None (results are stored in adata.uns[result_field] as a pandas DataFrame).

Method
  1. Normalize each guide’s total expression as a probability distribution across cells or bins.

  2. Compute the KL divergence from each guide’s distribution to the reference.

  3. High values suggest the guide induces a distinct expression pattern (but not necessarily a spatially localized “niche”—see Note below).

Example:

import tardis as td
td.stats.kl_divergence(adata, reference_guide='sum')
# To visualize: td.plot_ranking.plot_ranking(adata, 'KL distance')

Note

KL divergence-based ranking is best suited for cases where spatial encoding is not central (e.g., sparse or low-resolution spatial data, or when distinguishing differences in global expression profile rather than explicit spatial localization). KL divergence considers the distribution across locations but discards their physical spatial relationships.

Storage of Results

  • All Wasserstein distance and KL divergence results, including statistical significance and rankings, are stored as columns in adata.var (and, for summary tables, in adata.uns), with keys such as w_dist, w_dist.p_value, KL distance, etc.

References
  • [1] Rubner, Y., Tomasi, C., & Guibas, L. J. (2000). The earth mover’s distance as a metric for image retrieval. International Journal of Computer Vision.

  • [2] Kullback, S., & Leibler, R. A. (1951). On information and sufficiency. Annals of Mathematical Statistics.
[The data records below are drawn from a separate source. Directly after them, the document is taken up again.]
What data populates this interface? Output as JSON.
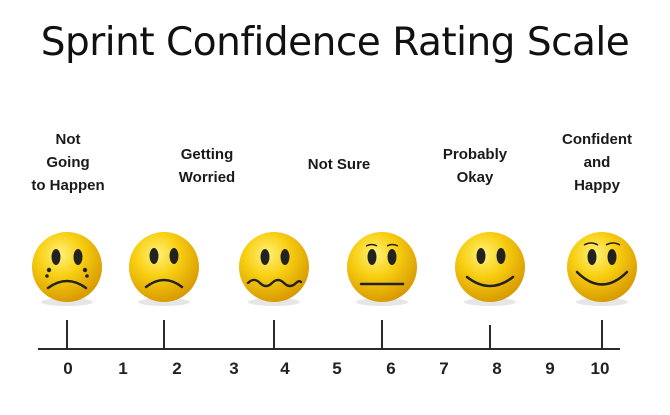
{
  "title": "Sprint Confidence Rating Scale",
  "labels": [
    {
      "lines": [
        "Not",
        "Going",
        "to Happen"
      ]
    },
    {
      "lines": [
        "Getting",
        "Worried"
      ]
    },
    {
      "lines": [
        "Not Sure"
      ]
    },
    {
      "lines": [
        "Probably",
        "Okay"
      ]
    },
    {
      "lines": [
        "Confident",
        "and",
        "Happy"
      ]
    }
  ],
  "faces": [
    {
      "icon": "crying-face-icon",
      "tick_value": "0"
    },
    {
      "icon": "sad-face-icon",
      "tick_value": "2"
    },
    {
      "icon": "worried-face-icon",
      "tick_value": "4"
    },
    {
      "icon": "neutral-face-icon",
      "tick_value": "6"
    },
    {
      "icon": "smiling-face-icon",
      "tick_value": "8"
    },
    {
      "icon": "happy-face-icon",
      "tick_value": "10"
    }
  ],
  "scale": [
    "0",
    "1",
    "2",
    "3",
    "4",
    "5",
    "6",
    "7",
    "8",
    "9",
    "10"
  ],
  "colors": {
    "face": "#f5c400",
    "face_highlight": "#fff06a",
    "face_shadow": "#d99a00",
    "line": "#2a2a2a"
  }
}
  • [3] Schiebinger, G., et al. (2019). Optimal-transport analysis of single-cell gene expression identifies developmental trajectories in reprogramming. Cell.

Biological Interpretation
  • Guides with high and significant distance values may define, induce, or disrupt unique cellular neighborhoods (“niches”) within the tissue, shedding light on the molecular mechanisms underlying spatial organization.